Property destruction: destruction of cedar trees to protect apple orchards from cedar rust. Miller v. Schoene, 276 U.S. 272 (1928).
Railroads: forbid operation on a certain street, Richmond, F. & P.R. Co. v. Richmond, 96 U.S. 521 (1878); require fences and cattle guards and allowed recovery of multiple damages for failure to comply, Missouri P.R. Co. v. Humes, 115 U.S. 512 (1885); Minneapolis & St. L.R. Co. v. Beckwith, 129 U.S. 26 (1889); Minneapolis & St. L.R. Co. v. Emmons, 149 U.S. 364 (1893); charge them with entire expense of altering a grade crossing, New York & N.E.R. Co. v. Bristol, 151 U.S. 556 (1894); makes them responsible for fire communicated by their engines, St. Louis & S.F.R. Co. v. Mathews, 165 U.S. 1 (1897); requires cutting of certain weeds, Missouri, K. & T.R. Co. v. May, 194 U.S. 267 (1904); create a presumption against a railroad failing to give prescribed warning signals, Atlantic Coast Line R. Co. v. Ford, 287 U.S. 502 (1933); require use of locomotive headlights of a specified form and power, Atlantic Coast Line R. Co. v. Georgia, 234 U.S. 280 (1914); make railroads liable for damage caused by operation of their locomotives, unless they make it appear that their agents exercised all ordinary and reasonable care and diligence, Seaboard Air Line R. Co. v. Watson, 287 U.S. 86 (1932); require sprinkling of streets between tracks to lay the dust, Pacific Gas & Electric Co. v. Police Court, 251 U.S. 22 (1919).
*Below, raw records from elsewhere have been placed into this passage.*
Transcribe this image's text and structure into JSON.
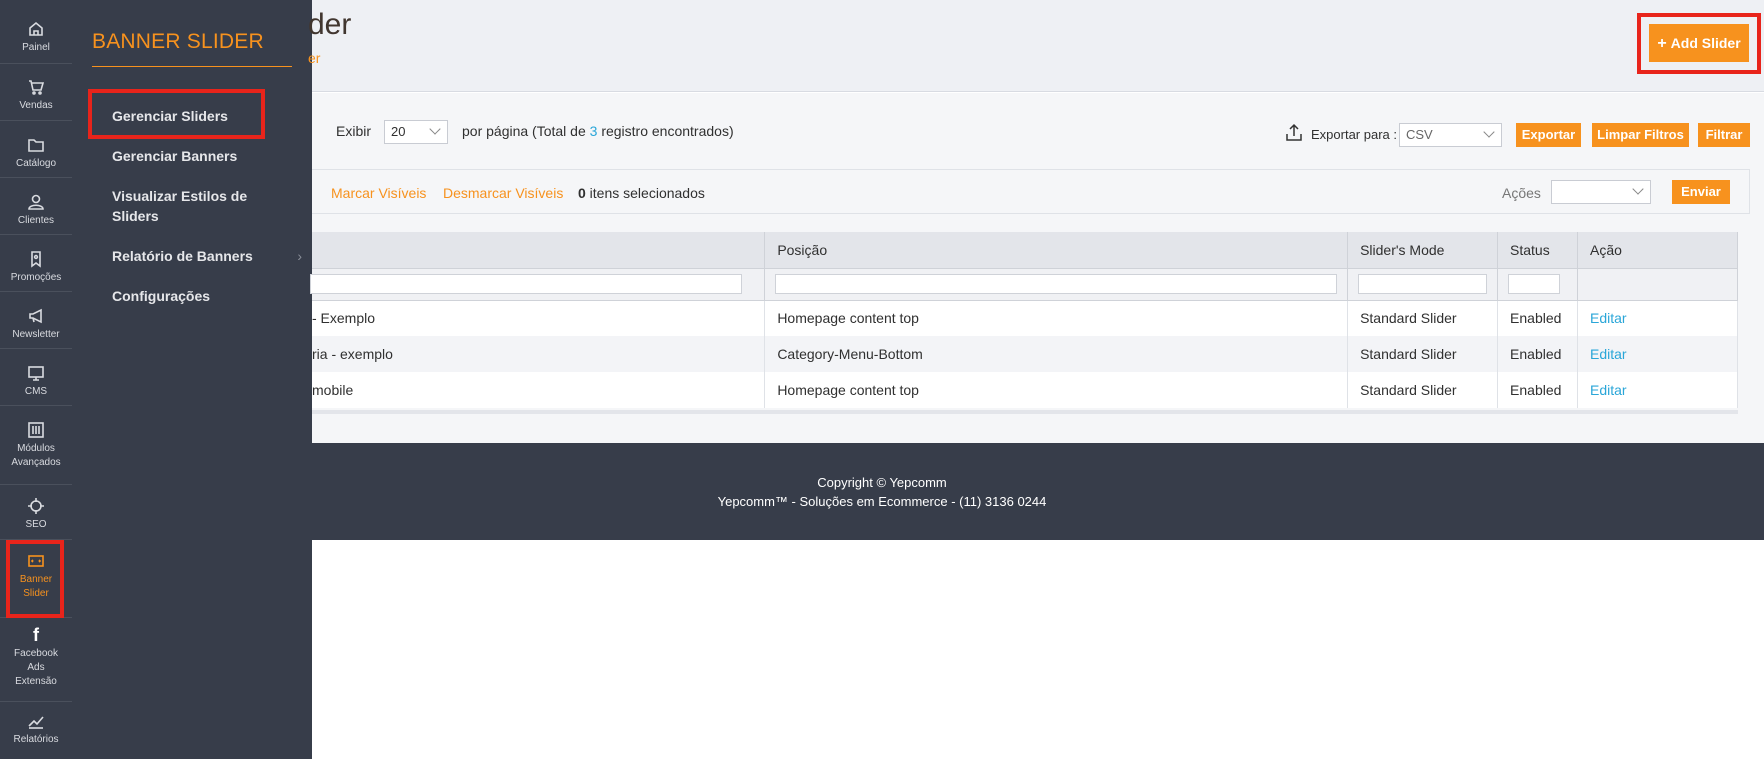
{
  "nav": {
    "items": [
      {
        "label": "Painel",
        "icon": "home-icon"
      },
      {
        "label": "Vendas",
        "icon": "cart-icon"
      },
      {
        "label": "Catálogo",
        "icon": "folder-icon"
      },
      {
        "label": "Clientes",
        "icon": "user-icon"
      },
      {
        "label": "Promoções",
        "icon": "tag-icon"
      },
      {
        "label": "Newsletter",
        "icon": "megaphone-icon"
      },
      {
        "label": "CMS",
        "icon": "monitor-icon"
      },
      {
        "label": "Módulos",
        "label2": "Avançados",
        "icon": "sliders-icon"
      },
      {
        "label": "SEO",
        "icon": "crosshair-icon"
      },
      {
        "label": "Banner",
        "label2": "Slider",
        "icon": "banner-icon"
      },
      {
        "label": "Facebook",
        "label2": "Ads",
        "label3": "Extensão",
        "icon": "facebook-icon"
      },
      {
        "label": "Relatórios",
        "icon": "chart-icon"
      }
    ]
  },
  "flyout": {
    "title": "BANNER SLIDER",
    "items": [
      {
        "label": "Gerenciar Sliders"
      },
      {
        "label": "Gerenciar Banners"
      },
      {
        "label": "Visualizar Estilos de",
        "label2": "Sliders"
      },
      {
        "label": "Relatório de Banners",
        "chevron": "›"
      },
      {
        "label": "Configurações"
      }
    ]
  },
  "header": {
    "title": "der",
    "breadcrumb": "er",
    "add_button": "Add Slider",
    "add_icon": "+"
  },
  "toolbar": {
    "show_label": "Exibir",
    "per_page": "20",
    "per_page_text": "por página (Total de ",
    "total_count": "3",
    "total_suffix": " registro encontrados)",
    "export_label": "Exportar para :",
    "export_format": "CSV",
    "export_button": "Exportar",
    "clear_button": "Limpar Filtros",
    "filter_button": "Filtrar"
  },
  "mass": {
    "mark_visible": "Marcar Visíveis",
    "unmark_visible": "Desmarcar Visíveis",
    "selected_count": "0",
    "selected_text": " itens selecionados",
    "actions_label": "Ações",
    "actions_value": "",
    "send_button": "Enviar"
  },
  "grid": {
    "columns": [
      "",
      "Posição",
      "Slider's Mode",
      "Status",
      "Ação"
    ],
    "rows": [
      {
        "title": "- Exemplo",
        "position": "Homepage content top",
        "mode": "Standard Slider",
        "status": "Enabled",
        "action": "Editar"
      },
      {
        "title": "ria - exemplo",
        "position": "Category-Menu-Bottom",
        "mode": "Standard Slider",
        "status": "Enabled",
        "action": "Editar"
      },
      {
        "title": "mobile",
        "position": "Homepage content top",
        "mode": "Standard Slider",
        "status": "Enabled",
        "action": "Editar"
      }
    ]
  },
  "footer": {
    "copyright": "Copyright © Yepcomm",
    "company": "Yepcomm™ - Soluções em Ecommerce - (11) 3136 0244"
  },
  "colors": {
    "accent": "#f7921e",
    "sidebar": "#373d4a",
    "highlight": "#e8241b",
    "link": "#2aa6d8"
  }
}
Sales in bulk: requirement of notice of bulk sale applicable only to retail dealers. Lemieux v. Young, 211 U.S. 489 (1909).
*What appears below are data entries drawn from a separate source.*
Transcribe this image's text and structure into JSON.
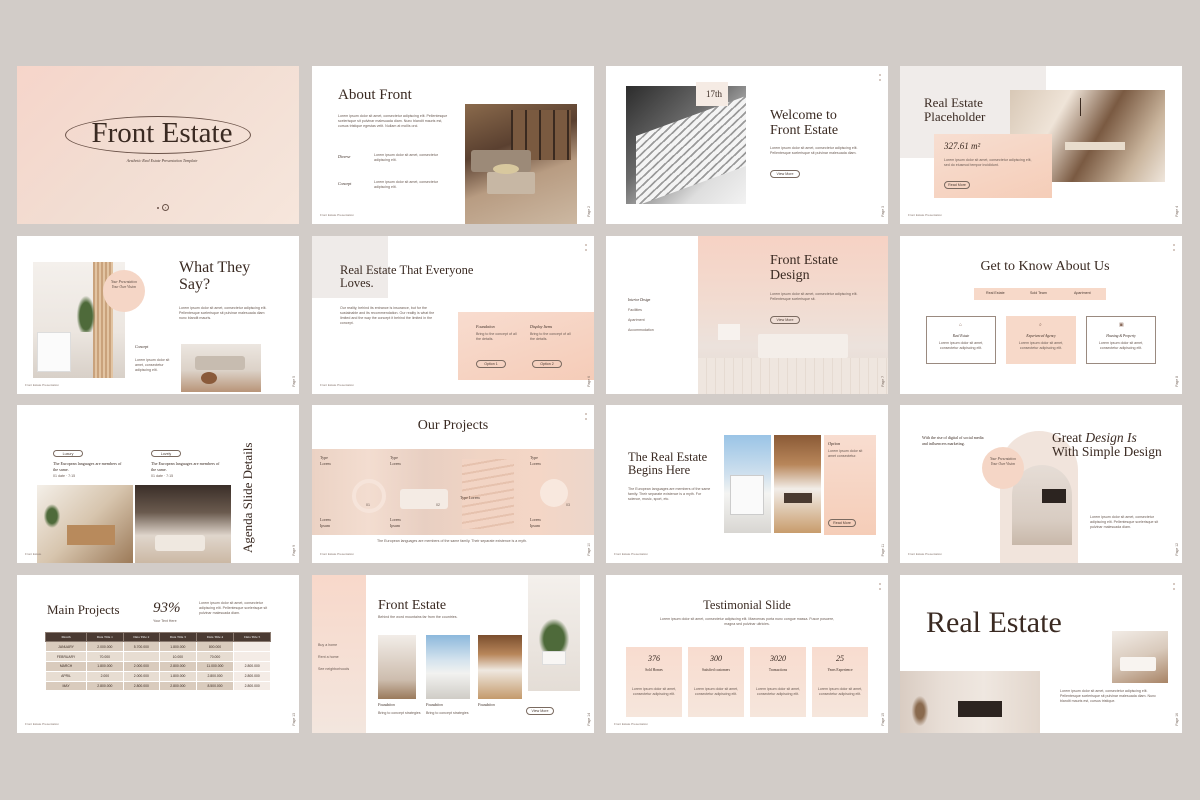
{
  "slides": {
    "s1": {
      "title": "Front Estate",
      "subtitle": "Aesthetic Real Estate Presentation Template"
    },
    "s2": {
      "title": "About Front",
      "body": "Lorem ipsum dolor sit amet, consectetur adipiscing elit. Pellentesque scelerisque sit pulvinar malesuada diam. Nunc blandit mauris est, cursus tristique egestas velit. Nullam at mollis orci.",
      "label1": "Diverse",
      "text1": "Lorem ipsum dolor sit amet, consectetur adipiscing elit.",
      "label2": "Concept",
      "text2": "Lorem ipsum dolor sit amet, consectetur adipiscing elit.",
      "footer": "Front Estate Presentation",
      "page": "Page 2"
    },
    "s3": {
      "badge": "17th",
      "title": "Welcome to Front Estate",
      "body": "Lorem ipsum dolor sit amet, consectetur adipiscing elit. Pellentesque scelerisque sit pulvinar malesuada diam.",
      "button": "View More",
      "page": "Page 3"
    },
    "s4": {
      "title": "Real Estate Placeholder",
      "area": "327.61 m²",
      "body": "Lorem ipsum dolor sit amet, consectetur adipiscing elit, sed do eiusmod tempor incididunt.",
      "button": "Read More",
      "footer": "Front Estate Presentation",
      "page": "Page 4"
    },
    "s5": {
      "title": "What They Say?",
      "badge": "Your Presentation Your Own Vision",
      "body": "Lorem ipsum dolor sit amet, consectetur adipiscing elit. Pellentesque scelerisque sit pulvinar malesuada diam nunc blandit mauris.",
      "label": "Concept",
      "small": "Lorem ipsum dolor sit amet, consectetur adipiscing elit.",
      "footer": "Front Estate Presentation",
      "page": "Page 5"
    },
    "s6": {
      "title": "Real Estate That Everyone Loves.",
      "body": "Our reality, behind its entrance is insurance, but for the sustainable and its recommendation. Our reality is what the limited and the way the concept it behind the limited in the concept.",
      "label1": "Foundation",
      "text1": "Bring to the concept of all the details.",
      "label2": "Display Items",
      "text2": "Bring to the concept of all the details.",
      "button1": "Option 1",
      "button2": "Option 2",
      "footer": "Front Estate Presentation",
      "page": "Page 6"
    },
    "s7": {
      "title": "Front Estate Design",
      "body": "Lorem ipsum dolor sit amet, consectetur adipiscing elit. Pellentesque scelerisque sit.",
      "button": "View More",
      "list": [
        "Interior Design",
        "Facilities",
        "Apartment",
        "Accommodation"
      ],
      "page": "Page 7"
    },
    "s8": {
      "title": "Get to Know About Us",
      "tabs": [
        "Real Estate",
        "Sold Team",
        "Apartment"
      ],
      "cards": [
        {
          "title": "Real Estate",
          "text": "Lorem ipsum dolor sit amet, consectetur adipiscing elit."
        },
        {
          "title": "Experienced Agency",
          "text": "Lorem ipsum dolor sit amet, consectetur adipiscing elit."
        },
        {
          "title": "Housing & Property",
          "text": "Lorem ipsum dolor sit amet, consectetur adipiscing elit."
        }
      ],
      "page": "Page 8"
    },
    "s9": {
      "pill1": "Luxury",
      "pill2": "Lovely",
      "head1": "The European languages are members of the same.",
      "head2": "The European languages are members of the same.",
      "meta1": "01 date · 7:15",
      "meta2": "01 date · 7:15",
      "vtitle": "Agenda Slide Details",
      "footer": "Front Estate",
      "page": "Page 9"
    },
    "s10": {
      "title": "Our Projects",
      "labels": [
        "Type Lorem",
        "Type Lorem",
        "Type Lorem",
        "Type Lorem"
      ],
      "bottom": [
        "Lorem Ipsum",
        "Lorem Ipsum",
        "Lorem Ipsum"
      ],
      "nums": [
        "01",
        "02",
        "03"
      ],
      "caption": "The European languages are members of the same family. Their separate existence is a myth.",
      "footer": "Front Estate Presentation",
      "page": "Page 10"
    },
    "s11": {
      "title": "The Real Estate Begins Here",
      "body": "The European languages are members of the same family. Their separate existence is a myth. For science, music, sport, etc.",
      "option": "Option",
      "optText": "Lorem ipsum dolor sit amet consectetur.",
      "button": "Read More",
      "footer": "Front Estate Presentation",
      "page": "Page 11"
    },
    "s12": {
      "intro": "With the rise of digital of social media and influencers marketing.",
      "title1": "Great ",
      "title2": "Design Is",
      "title3": "With Simple Design",
      "badge": "Your Presentation Your Own Vision",
      "body": "Lorem ipsum dolor sit amet, consectetur adipiscing elit. Pellentesque scelerisque sit pulvinar malesuada diam.",
      "footer": "Front Estate Presentation",
      "page": "Page 12"
    },
    "s13": {
      "title": "Main Projects",
      "percent": "93%",
      "percentLabel": "Your Text Here",
      "body": "Lorem ipsum dolor sit amet, consectetur adipiscing elit. Pellentesque scelerisque sit pulvinar malesuada diam.",
      "headers": [
        "Month",
        "Data Title 1",
        "Data Title 2",
        "Data Title 3",
        "Data Title 4",
        "Data Title 5"
      ],
      "rows": [
        [
          "JANUARY",
          "2.000.000",
          "5.700.000",
          "1.800.000",
          "800.000",
          ""
        ],
        [
          "FEBRUARY",
          "70.000",
          "",
          "10.000",
          "70.000",
          ""
        ],
        [
          "MARCH",
          "1.800.000",
          "2.000.000",
          "2.800.000",
          "11.000.000",
          "2.800.000"
        ],
        [
          "APRIL",
          "2.000",
          "2.000.000",
          "1.800.000",
          "2.800.000",
          "2.800.000"
        ],
        [
          "MAY",
          "2.800.000",
          "2.800.000",
          "2.800.000",
          "8.500.000",
          "2.800.000"
        ]
      ],
      "footer": "Front Estate Presentation",
      "page": "Page 13"
    },
    "s14": {
      "title": "Front Estate",
      "sub": "Behind the word mountains far from the countries.",
      "list": [
        "Buy a home",
        "Rent a home",
        "See neighborhoods"
      ],
      "cap1": "Foundation",
      "cap2": "Foundation",
      "cap3": "Foundation",
      "capText": "Bring to concept strategies",
      "button": "View More",
      "page": "Page 14"
    },
    "s15": {
      "title": "Testimonial Slide",
      "body": "Lorem ipsum dolor sit amet, consectetur adipiscing elit. Maecenas porta nunc congue massa. Fusce posuere, magna sed pulvinar ultricies.",
      "stats": [
        {
          "num": "376",
          "label": "Sold Homes"
        },
        {
          "num": "300",
          "label": "Satisfied customers"
        },
        {
          "num": "3020",
          "label": "Transactions"
        },
        {
          "num": "25",
          "label": "Years Experience"
        }
      ],
      "statText": "Lorem ipsum dolor sit amet, consectetur adipiscing elit.",
      "footer": "Front Estate Presentation",
      "page": "Page 15"
    },
    "s16": {
      "title": "Real Estate",
      "body": "Lorem ipsum dolor sit amet, consectetur adipiscing elit. Pellentesque scelerisque sit pulvinar malesuada diam. Nunc blandit mauris est, cursus tristique.",
      "page": "Page 16"
    }
  }
}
Secret societies: regulations applied only to one class of oath-bound associations, having a membership of 20 or more persons, where the class regulated has a tendency to make the secrecy of its purpose and membership a cloak for conduct inimical to the personal rights of others and to the public welfare. New York ex rel. Bryant v. Zimmerman, 278 U.S. 63 (1928).
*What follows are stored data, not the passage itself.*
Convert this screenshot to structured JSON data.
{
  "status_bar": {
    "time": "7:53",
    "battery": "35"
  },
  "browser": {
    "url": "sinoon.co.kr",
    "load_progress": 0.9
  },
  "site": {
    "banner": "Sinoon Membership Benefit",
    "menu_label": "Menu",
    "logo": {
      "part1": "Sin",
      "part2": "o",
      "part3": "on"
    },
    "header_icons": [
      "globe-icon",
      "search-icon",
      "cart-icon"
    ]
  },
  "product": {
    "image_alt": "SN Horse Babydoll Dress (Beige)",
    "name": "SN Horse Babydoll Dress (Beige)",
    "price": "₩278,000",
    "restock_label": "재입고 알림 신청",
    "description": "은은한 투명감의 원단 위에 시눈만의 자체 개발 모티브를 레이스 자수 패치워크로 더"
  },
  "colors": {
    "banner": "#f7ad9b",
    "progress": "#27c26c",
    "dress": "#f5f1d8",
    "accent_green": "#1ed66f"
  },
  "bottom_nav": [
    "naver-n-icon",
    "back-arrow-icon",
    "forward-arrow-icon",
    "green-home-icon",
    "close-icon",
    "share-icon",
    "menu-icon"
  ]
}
Securities: a prohibition on the sale of capital stock on margin or for future delivery which is not applicable to other objects of speculation, e.g., cotton, grain. Otis v. Parker, 187 U.S. 606 (1903).
Syndicalism: a criminal syndicalism statute does not deny equal protection in penalizing those who advocate a resort to violent and unlawful methods as a means of changing industrial and political conditions while not penalizing those who advocate resort to such methods for maintaining such conditions. Whitney v. California, 274 U.S. 357 (1927).
Telegraph companies: a statute prohibiting stipulation against liability for negligence in the delivery of interstate message, which did not forbid express companies and other common carriers to limit their liability by contract. Western Union Teleg. Co. v. Commercial Milling Co., 218 U.S. 406 (1910).